Two alternatively spliced forms of human PPARα mRNA, PPARα1 and PPARα2, have been identified. PPARα1 mRNA gives rise to an active PPARα protein while PPARα2 mRNA gives rise to a form of PPAR which lacks the ligand-binding domain. PPARα2 is unable to activate a peroxisome proliferator response element (PPRE) reporter gene construct in transient transfection assays. Both PPARα1 and PPARα2 mRNA are present in human liver, kidney, testes, heart, small intestine, and smooth muscle. In human liver, PPARα2 mRNA abundance is approximately half that of PPARα1 mRNA; a correlation analysis of PPARα1 and PPARα2 mRNA mass revealed an r-value of 0.75 (n = 18). Additional studies with intact liver from various species, showed that the PPARα2/PPARα1 mRNA ratios in rat, rabbit, and mouse liver were less than 0.10; significantly lower than the 0.3 and 0.5 ratios observed in monkey and human livers, respectively. To determine if a high PPARα2/PPARα1 mRNA ratio was associated with insensitivity to peroxisome proliferators, we treated human, rat, and rabbit hepatocytes with WY14643, a potent PPARa activator, and measured acyl CoA oxidase (ACO) mRNA levels. Rat ACO mRNA levels increased markedly in response to WY14643 while human and rabbit hepatocytes were unresponsive.

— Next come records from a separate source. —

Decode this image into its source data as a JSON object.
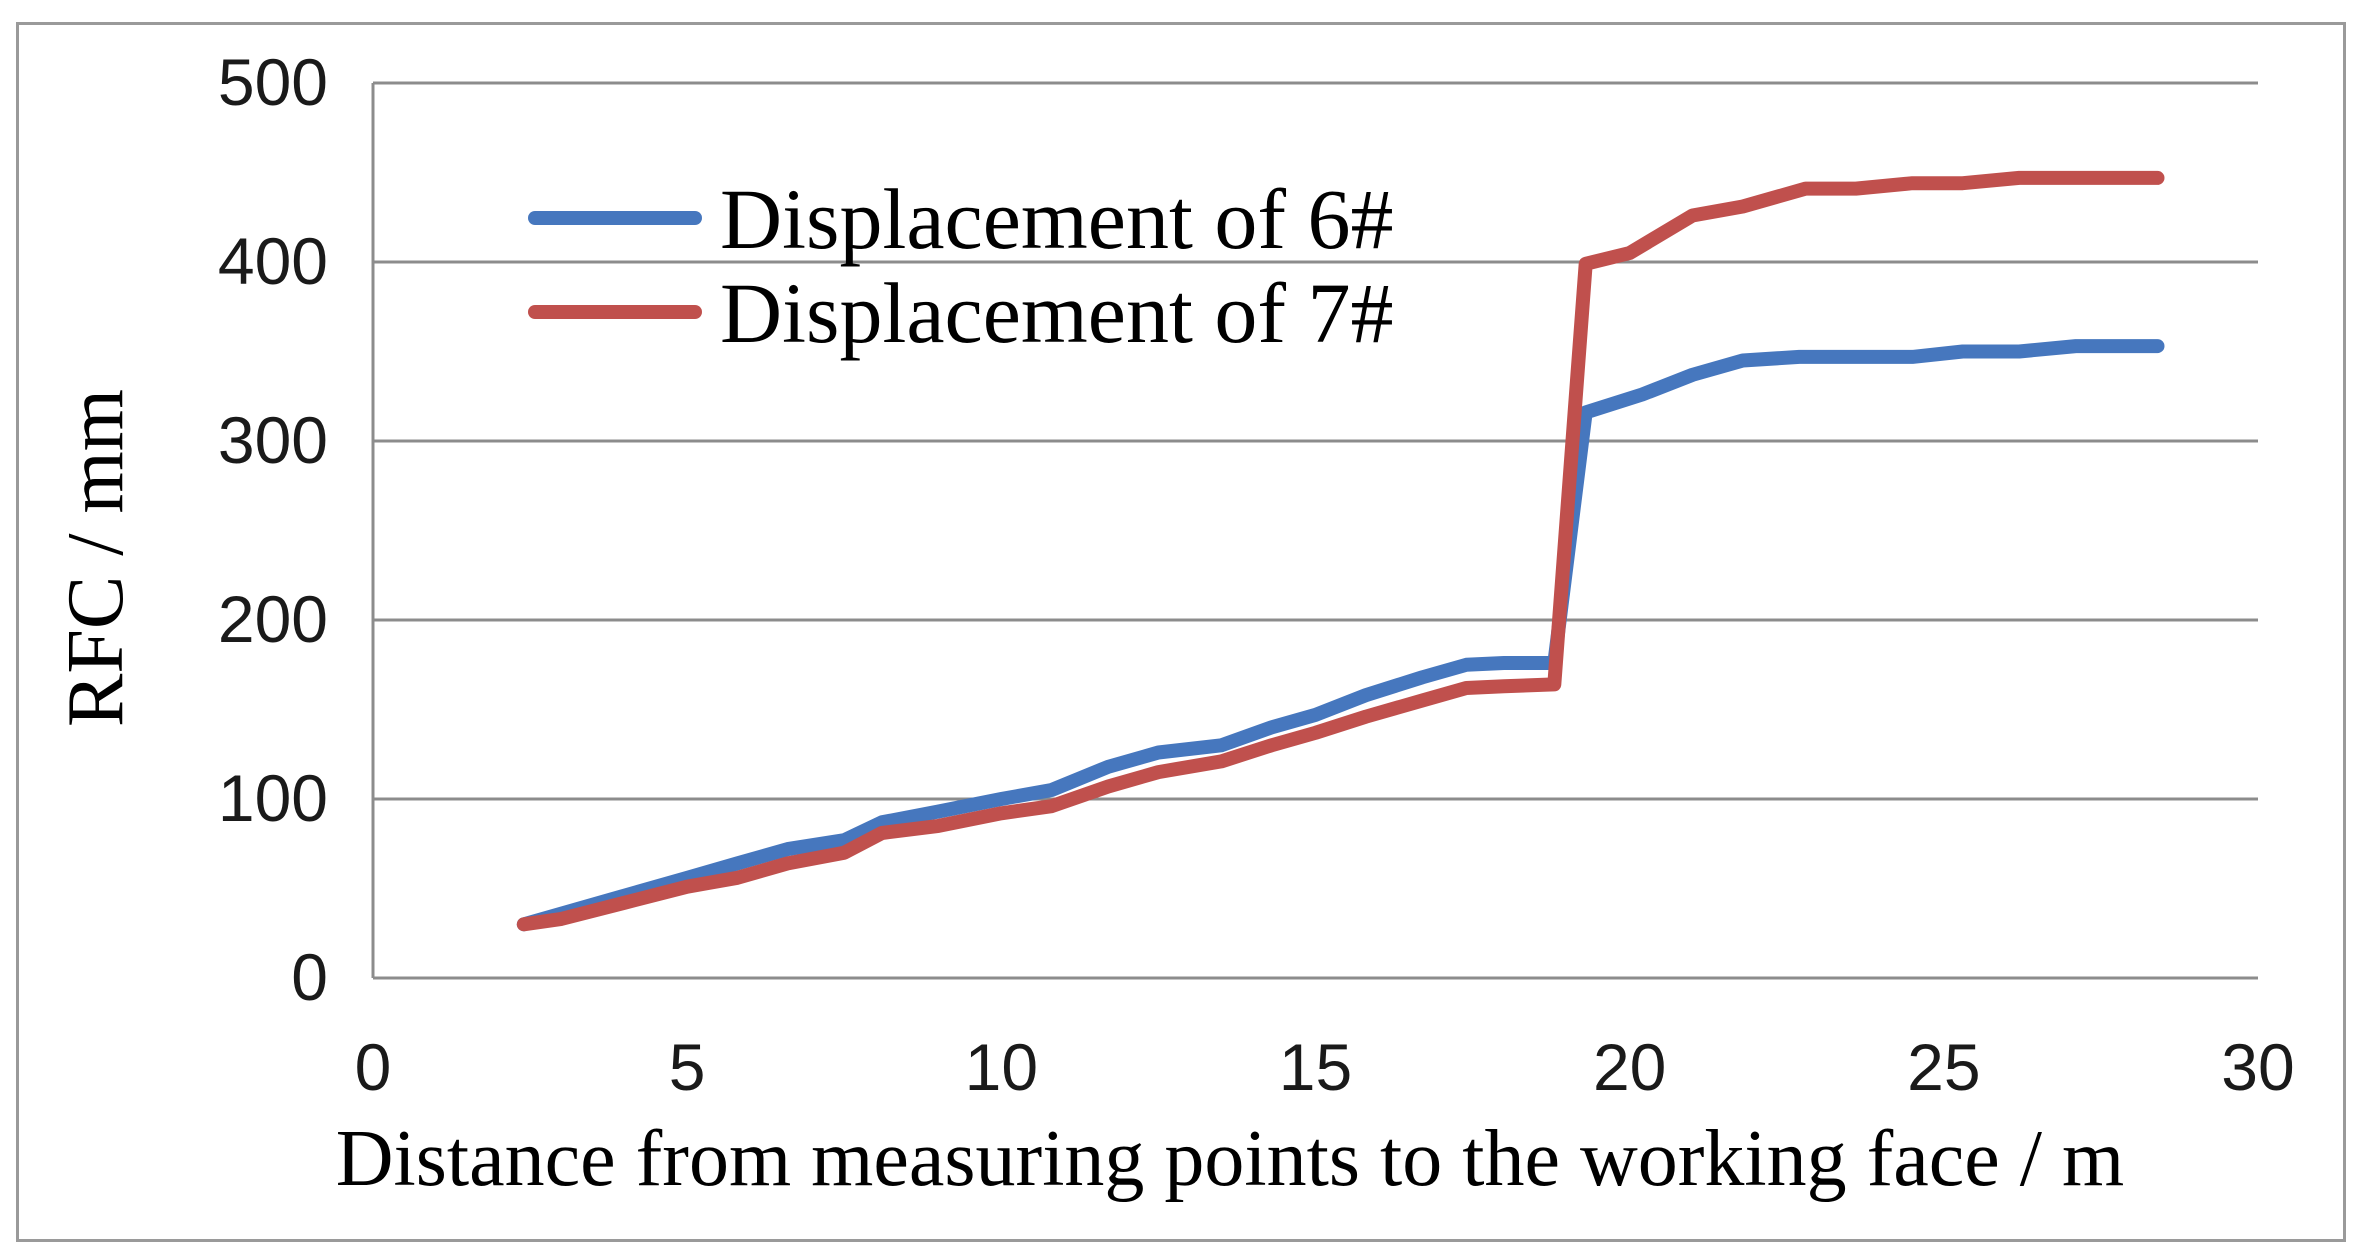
{
  "chart_data": {
    "type": "line",
    "xlabel": "Distance from measuring points to the working face / m",
    "ylabel": "RFC / mm",
    "xlim": [
      0,
      30
    ],
    "ylim": [
      0,
      500
    ],
    "xticks": [
      "0",
      "5",
      "10",
      "15",
      "20",
      "25",
      "30"
    ],
    "yticks": [
      "0",
      "100",
      "200",
      "300",
      "400",
      "500"
    ],
    "grid": "horizontal",
    "legend_position": "top-left",
    "series": [
      {
        "name": "Displacement of 6#",
        "color": "#4677be",
        "x": [
          2.4,
          3.0,
          4.0,
          5.0,
          5.8,
          6.6,
          7.5,
          8.1,
          9.0,
          10.0,
          10.8,
          11.7,
          12.5,
          13.5,
          14.3,
          15.0,
          15.8,
          16.7,
          17.4,
          18.0,
          18.8,
          19.3,
          20.2,
          21.0,
          21.8,
          22.7,
          23.6,
          24.5,
          25.3,
          26.2,
          27.1,
          28.4
        ],
        "y": [
          30,
          36,
          46,
          56,
          64,
          72,
          77,
          87,
          93,
          100,
          105,
          118,
          126,
          130,
          140,
          147,
          158,
          168,
          175,
          176,
          176,
          316,
          326,
          337,
          345,
          347,
          347,
          347,
          350,
          350,
          353,
          353
        ]
      },
      {
        "name": "Displacement of 7#",
        "color": "#c0504d",
        "x": [
          2.4,
          3.0,
          4.0,
          5.0,
          5.8,
          6.6,
          7.5,
          8.1,
          9.0,
          10.0,
          10.8,
          11.7,
          12.5,
          13.5,
          14.3,
          15.0,
          15.8,
          16.7,
          17.4,
          18.0,
          18.8,
          19.3,
          20.0,
          21.0,
          21.8,
          22.8,
          23.6,
          24.5,
          25.3,
          26.2,
          27.1,
          28.4
        ],
        "y": [
          30,
          33,
          42,
          51,
          56,
          64,
          70,
          81,
          85,
          92,
          96,
          107,
          115,
          121,
          130,
          137,
          146,
          155,
          162,
          163,
          164,
          399,
          405,
          426,
          431,
          441,
          441,
          444,
          444,
          447,
          447,
          447
        ]
      }
    ]
  }
}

Thus, although the PPARα2/PPARα1 mRNA ratio is low in rabbits, this species is not responsive to peroxisome proliferators. Further studies with male and female rats, which vary significantly in their response to peroxisome proliferators, showed little difference in the ratio of PPARα2/PPARα1 mRNA. These data suggest that selective PPARα2 mRNA expression is not the basis for differential species or gender responses to peroxisome proliferators.